El Reino Unido y Francia liderarán este martes una cumbre virtual con ministros de Defensa de más de 40 naciones, con el objetivo de impulsar una operación multinacional que permita reabrir y garantizar la seguridad del estrecho de Ormuz. Este movimiento se da en medio del conflicto armado entre Estados Unidos, Israel e Irán, y las crecientes tensiones diplomáticas entre Washington y Pekín, previo al viaje del presidente estadounidense, Donald Trump, a China.
Según informó el Gobierno británico, el secretario de Defensa del Reino Unido, John Healey, y su par francesa, Catherine Vautrin, presidirán el encuentro. Durante la reunión, los participantes analizarán y presentarán “sus contribuciones militares a la misión defensiva de reabrir y asegurar el estrecho de Ormuz cuando las condiciones lo permitan”.
Healey señaló que Londres y sus aliados quieren pasar de las conversaciones diplomáticas a la acción concreta. “Estamos transformando los acuerdos diplomáticos en planes militares concretos para restablecer la confianza en el transporte marítimo a través del estrecho de Ormuz. Cuando copresida esta reunión de naciones de todo el mundo, nuestra labor será asegurarnos de que no solo hablamos, sino que estamos preparados para actuar”, expresó el funcionario en un comunicado oficial.
El Ejecutivo británico agregó que la cumbre se sustentará en los “importantes avances” logrados en semanas recientes por planificadores militares de 44 países “de todos los continentes”, proceso encabezado por Londres.

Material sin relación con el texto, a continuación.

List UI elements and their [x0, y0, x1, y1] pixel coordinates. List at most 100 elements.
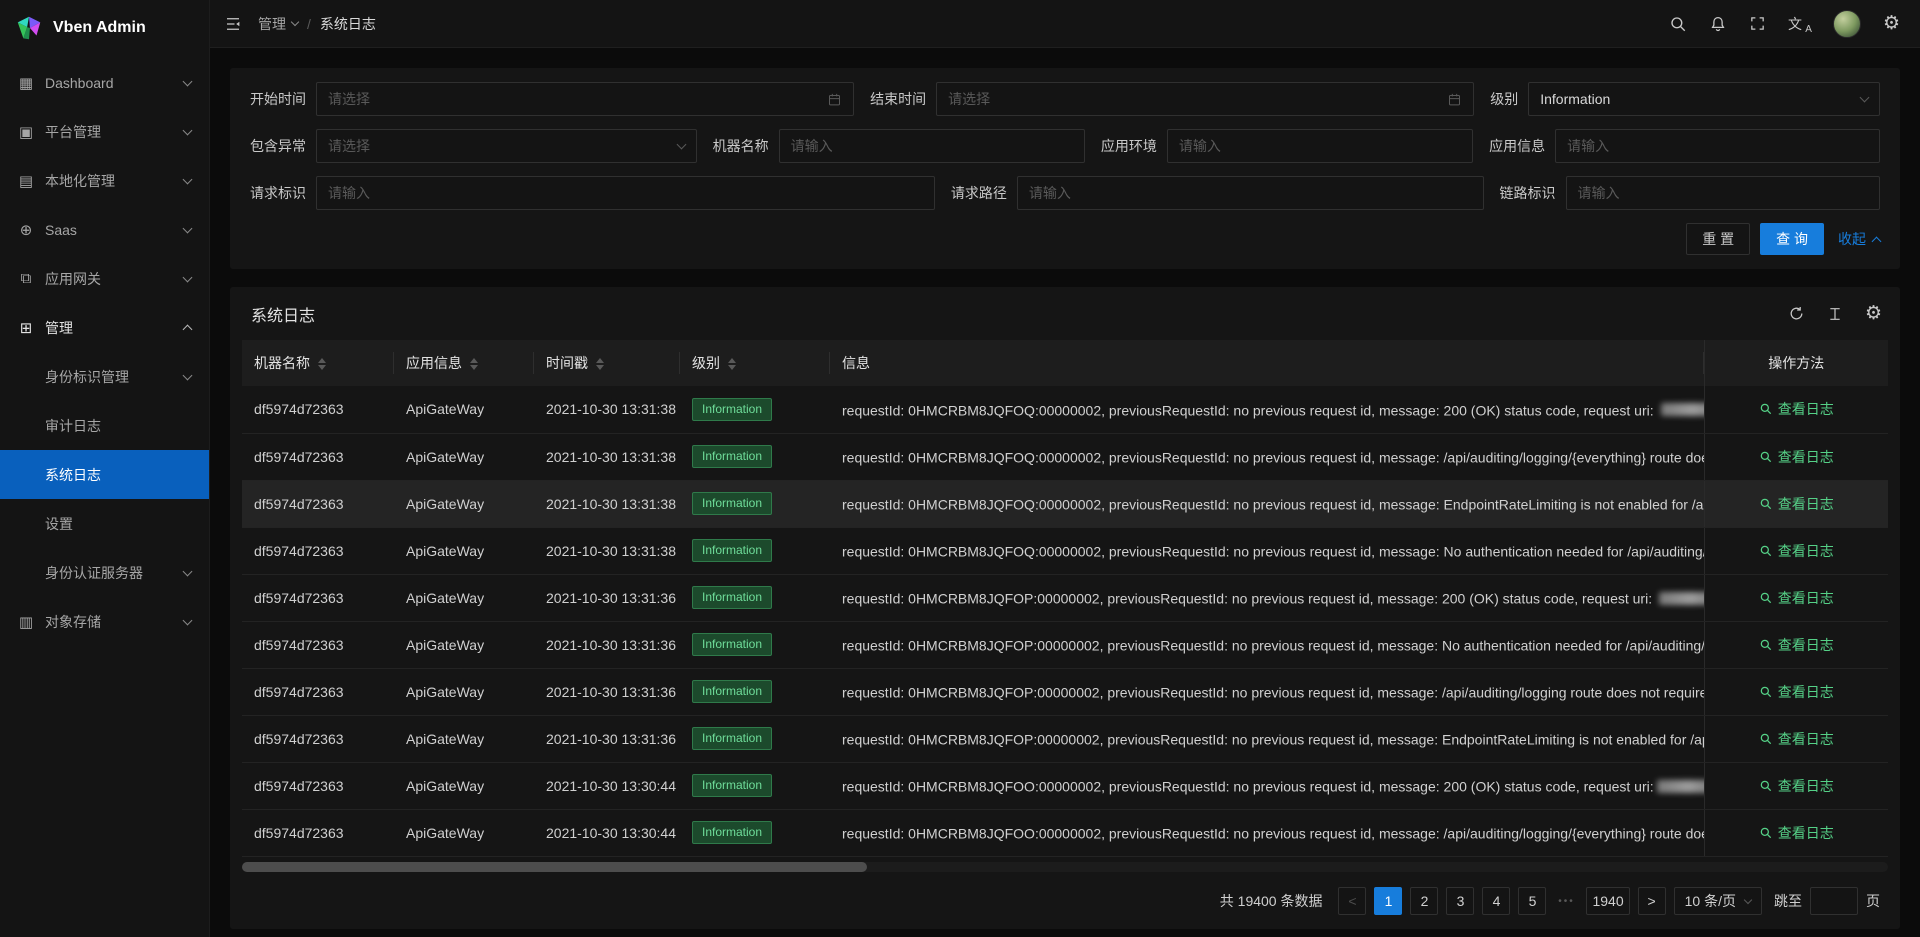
- page-button-3[interactable]: 3: [1446, 887, 1474, 915]
- view-log-link[interactable]: 查看日志: [1759, 541, 1834, 561]
- bell-icon[interactable]: [1709, 15, 1727, 33]
- column-header-machine[interactable]: 机器名称: [242, 340, 394, 386]
- prev-page-button[interactable]: <: [1338, 887, 1366, 915]
- sort-icon[interactable]: [318, 358, 326, 370]
- query-button[interactable]: 查 询: [1760, 223, 1824, 255]
- level-badge: Information: [692, 398, 772, 421]
- environment-input[interactable]: [1167, 129, 1473, 163]
- redacted-blur: [1657, 780, 1704, 793]
- page-button-2[interactable]: 2: [1410, 887, 1438, 915]
- level-label: 级别: [1490, 89, 1518, 109]
- has-exception-select[interactable]: 请选择: [316, 129, 697, 163]
- sidebar-item-platform[interactable]: ▣ 平台管理: [0, 107, 209, 156]
- menu-fold-icon[interactable]: [224, 15, 242, 33]
- request-path-label: 请求路径: [951, 183, 1007, 203]
- sidebar-item-manage[interactable]: ⊞ 管理: [0, 303, 209, 352]
- jump-label: 跳至: [1774, 891, 1802, 911]
- table-row[interactable]: df5974d72363 ApiGateWay 2021-10-30 13:31…: [242, 715, 1888, 762]
- page-button-5[interactable]: 5: [1518, 887, 1546, 915]
- app-title: Vben Admin: [53, 19, 146, 37]
- log-table-body: df5974d72363 ApiGateWay 2021-10-30 13:31…: [242, 386, 1888, 856]
- filter-machine-name: 机器名称: [713, 129, 1085, 163]
- end-time-label: 结束时间: [870, 89, 926, 109]
- vben-logo-icon: [14, 13, 44, 43]
- logo[interactable]: Vben Admin: [0, 0, 209, 56]
- app-info-input[interactable]: [1555, 129, 1880, 163]
- sidebar-item-saas[interactable]: ⊕ Saas: [0, 205, 209, 254]
- view-log-link[interactable]: 查看日志: [1759, 447, 1834, 467]
- table-row[interactable]: df5974d72363 ApiGateWay 2021-10-30 13:30…: [242, 762, 1888, 809]
- language-icon[interactable]: 文A: [1788, 17, 1811, 31]
- manage-icon: ⊞: [16, 319, 36, 337]
- reset-button[interactable]: 重 置: [1686, 223, 1750, 255]
- view-log-link[interactable]: 查看日志: [1759, 494, 1834, 514]
- sidebar-subitem[interactable]: 设置: [0, 499, 209, 548]
- sort-icon[interactable]: [728, 358, 736, 370]
- sidebar-item-storage[interactable]: ▥ 对象存储: [0, 597, 209, 646]
- fullscreen-icon[interactable]: [1749, 15, 1766, 32]
- column-header-app[interactable]: 应用信息: [394, 340, 534, 386]
- view-log-link[interactable]: 查看日志: [1759, 776, 1834, 796]
- start-time-datepicker[interactable]: 请选择: [316, 82, 854, 116]
- level-select[interactable]: Information: [1528, 82, 1880, 116]
- collapse-link[interactable]: 收起: [1838, 229, 1880, 249]
- table-row[interactable]: df5974d72363 ApiGateWay 2021-10-30 13:31…: [242, 433, 1888, 480]
- view-log-link[interactable]: 查看日志: [1759, 635, 1834, 655]
- table-row[interactable]: df5974d72363 ApiGateWay 2021-10-30 13:31…: [242, 668, 1888, 715]
- machine-name-input[interactable]: [779, 129, 1085, 163]
- sidebar-subitem[interactable]: 审计日志: [0, 401, 209, 450]
- magnifier-icon: [1759, 826, 1773, 840]
- search-icon[interactable]: [1669, 15, 1687, 33]
- saas-icon: ⊕: [16, 221, 36, 239]
- settings-gear-icon[interactable]: ⚙: [1883, 14, 1900, 33]
- request-id-input[interactable]: [316, 176, 935, 210]
- scrollbar-thumb[interactable]: [242, 862, 867, 872]
- jump-unit: 页: [1866, 891, 1880, 911]
- chevron-down-icon: [183, 370, 193, 380]
- chevron-down-icon: [183, 174, 193, 184]
- level-badge: Information: [692, 774, 772, 797]
- page-button-1[interactable]: 1: [1374, 887, 1402, 915]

La convocatoria coincide con el despliegue del HMS Dragon en Oriente Medio, uno de los buques de guerra más relevantes del Reino Unido, para apoyar “una futura misión multinacional que asegure el estrecho de Ormuz y salvaguarde la libertad de navegación cuando las condiciones lo permitan”.
El estrecho de Ormuz permanece bloqueado desde el 28 de febrero, tras el inicio del conflicto entre Estados Unidos, Israel e Irán. Por esta ruta marítima transita cerca del 20% del petróleo mundial que se transporta por mar, lo que ha disparado la preocupación internacional por el suministro energético y el comercio global.

Washington y Teherán continúan negociando un acuerdo de paz, aunque las propuestas más recientes han sido rechazadas por ambas partes. Este lunes, Trump advirtió que el alto el fuego vigente desde abril con Irán es “increíblemente frágil”.
Paralelamente, la visita oficial de Donald Trump a China esta semana estará marcada por las discrepancias entre Washington y Pekín en torno a Irán. China es el principal comprador internacional de crudo iraní, a pesar de las sanciones unilaterales impuestas por Estados Unidos.
El Departamento del Tesoro estadounidense anunció este lunes sanciones contra 12 personas y entidades acusadas de facilitar la venta y el transporte de petróleo iraní hacia China. Esta medida coincidió con los preparativos del secretario del Tesoro, Scott Bessent, para reunirse con el viceprimer ministro chino He Lifeng en Seúl.
En Pekín, el portavoz del Ministerio de Relaciones Exteriores chino, Guo Jiakun, calificó la diplomacia de alto nivel entre ambos países como “insustituible”. “China está dispuesta a trabajar con Estados Unidos con espíritu de igualdad, respeto y beneficio mutuo, para ampliar la cooperación, gestionar las diferencias e inyectar más estabilidad y certeza a un mundo volátil e interconectado”, declaró.
Consultado sobre la presión estadounidense contra Irán, Guo sostuvo que la postura china frente a ese país es “coherente” y aseguró que Pekín continuará desempeñando “un papel positivo” para promover un alto el fuego y negociaciones de paz.

Durante su estancia en Pekín, Trump adelantó que también discutirá con Xi Jinping la venta de armas estadounidenses a Taiwán, uno de los principales puntos de fricción entre ambas potencias.
Consultado sobre si Estados Unidos debe seguir vendiendo armamento a la isla, Trump respondió: “Voy a tener esa discusión con el presidente Xi”. El mandatario agregó: “Al presidente Xi le gustaría que no lo hagamos, y tendré esa discusión. Es una de las muchas cosas de las que hablaré”.
Trump también se refirió al riesgo de una invasión china sobre Taiwán y expresó: “No creo que ocurra”. Luego añadió: “Creo que estaremos bien. Tengo una muy buena relación con el presidente Xi. Él sabe que no quiero que eso ocurra”.
El mandatario estadounidense sostuvo además que Estados Unidos está “muy, muy lejos” de Taiwán en comparación con China.
La Casa Blanca indicó que Trump viajará acompañado por importantes empresarios estadounidenses, entre ellos Elon Musk y el director ejecutivo de Apple, Tim Cook. La agenda incluirá conversaciones sobre comercio y seguridad internacional.